Remember when being THE NUMBER ONE SONG IN THE COUNTRY meant something? Sean Ross does:
- Listen to N/T WABC New York on holiday weekends, when it pulls out the PAMS jingles and recreates its top 40 heyday of the ’60s and ’70s for a few hours, and you’ll hear a lot of ideas that are so basic that, of course, nobody has used them in 25 years. One is the idea of creating a cult of personality around the jocks (WABC’s “All-Americans,” who battled with WMCA’s “Good Guys”). But the one that stands out most is the emphasis that WABC placed on its No. 1 song, and the lack of attention that radio shows the “No. 1 record in America” today.
The No. 1 Song was preceded by a “number one, one, one, one” jingle that built the excitement. The jocks would talk about how songs were on the way up or down – the same way college football analysts talk about the AP Coaches Poll. The chart itself was simply part of the reason Top 40 radio was exciting, and the “No. 1 song coming up” was a reason to stay tuned. Somehow, over the years, Radio has largely dropped this once-essential part of its programming.
But America is still obsessed with “No. 1,” and it was radio that practically invented this obsession. Stations were building up the “No. 1 Song” in the ’60s, back when weekly box office grosses rarely ventured beyond the pages of Variety. Besides local radio highlighting its No. 1 single, there was also “American Top 40,” likely a formative experience for many of those reading this article.
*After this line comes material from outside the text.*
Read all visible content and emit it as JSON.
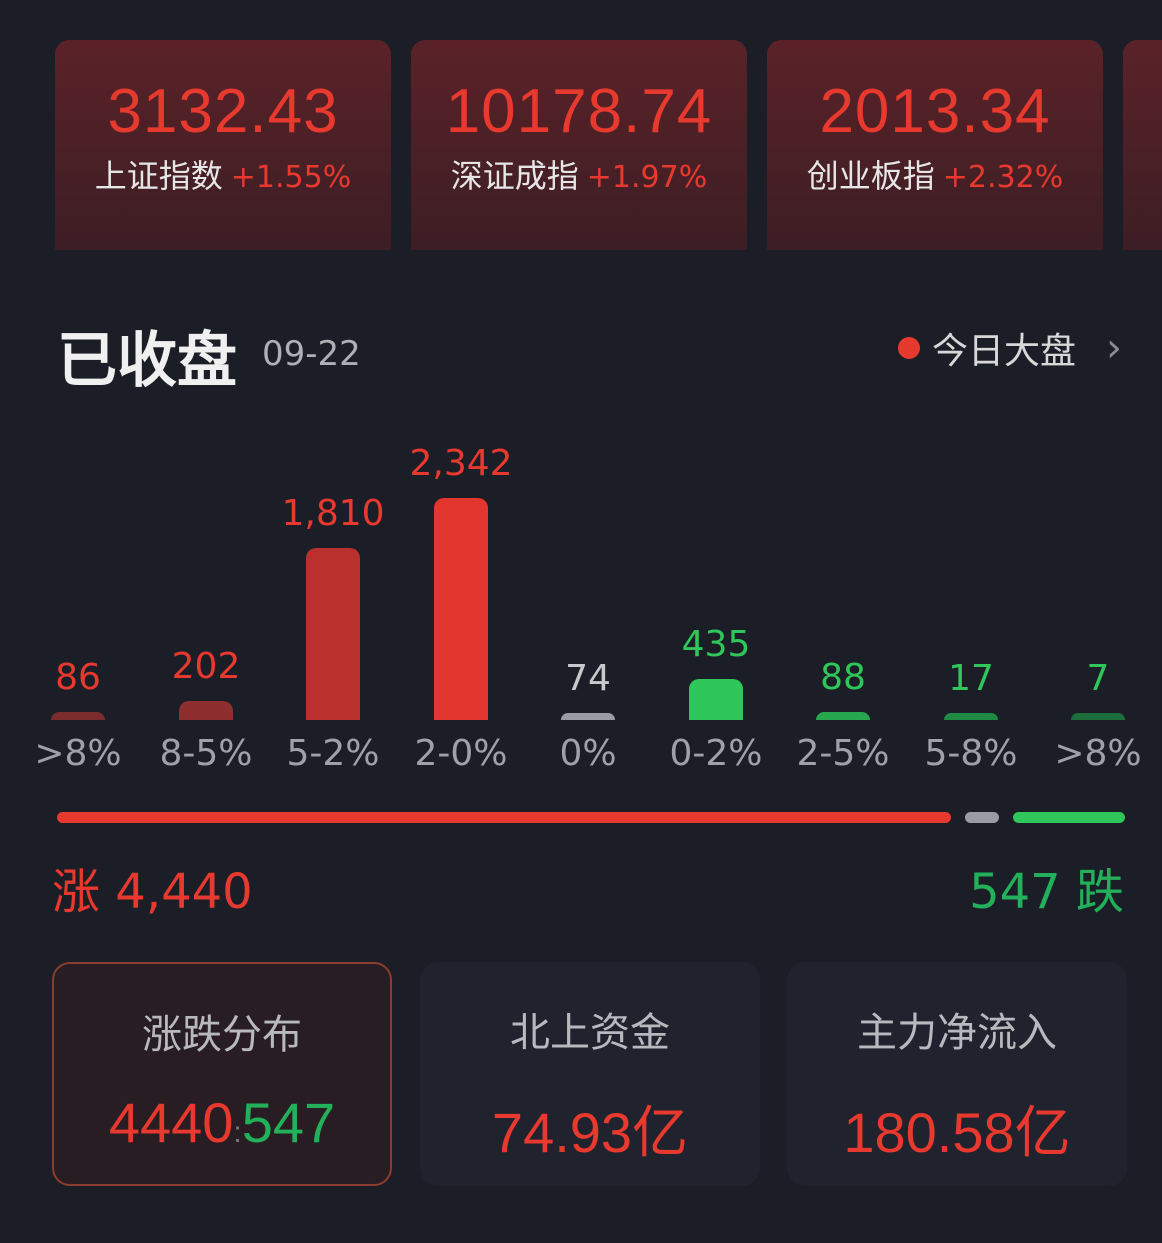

Now, there are consumer press stories on the No. 1 box-office movie in America well before the weekend is over, with studio executives working furiously to explain why not being No. 1 was still a win for their film, (or why being No. 1, but with a lower gross than expected was alright). The consumer press tells us the No. 1 album, the top-selling DVD and the top movie rental.
If you had to choose a moment when the No. 1 single started to lose its potency, it was probably the early ’90s. And, ironically, it may have been because music charts became more credible. While it had already been decades since any station’s No. 1 song consistently rotated in its own category, as it did at WABC, the switch from reported to monitored airplay also helped underscore that most stations didn’t have a true No. 1 song, but three to nine powers receiving relatively equal rotation. As monitored airplay took hold, even reported playlists stopped featuring a subjectively chosen No. 1 record, in favor of a handful of songs tied at the top.
….And it’s not hard to take advantage of your station’s No. 1 song. Your jocks are already front-selling it, just not to maximum effect. There are probably jocks still identifying “Baby Boy” as “the new one from Beyonce and Sean Paul,” even after three months on the radio. “This song is going for a third week at No. 1 when the new chart is unveiled tomorrow” says a lot more. Staging the No. 1 song is as simple as cutting one new piece of production – which could very well tie in with the “No. 1 Hit Music Station” or “No. 1 for Hip-Hop and R&B” imagery that many stations are using already.
All those station drops about being “No. 1,” by the way, emphasize just how much power that concept still has with listeners. No station has a liner about being “No. 2 overall, but No. 1 in demo.” Programmers clearly understand the power of being No. 1, but they haven’t necessarily put it to work for their own product, particularly at a time when that product could use some on-air bolstering. [Edison Media Research]
I vividly remember my L.A. childhood in the ’60s listening to KHJ (“Boss Angeles”) when Top 40 was amazingly powerful and eclectic. I used to pore over the charts and Number 1 was always written in BIGGER PRINT. For good or for ill we are now hopelessly fragmented.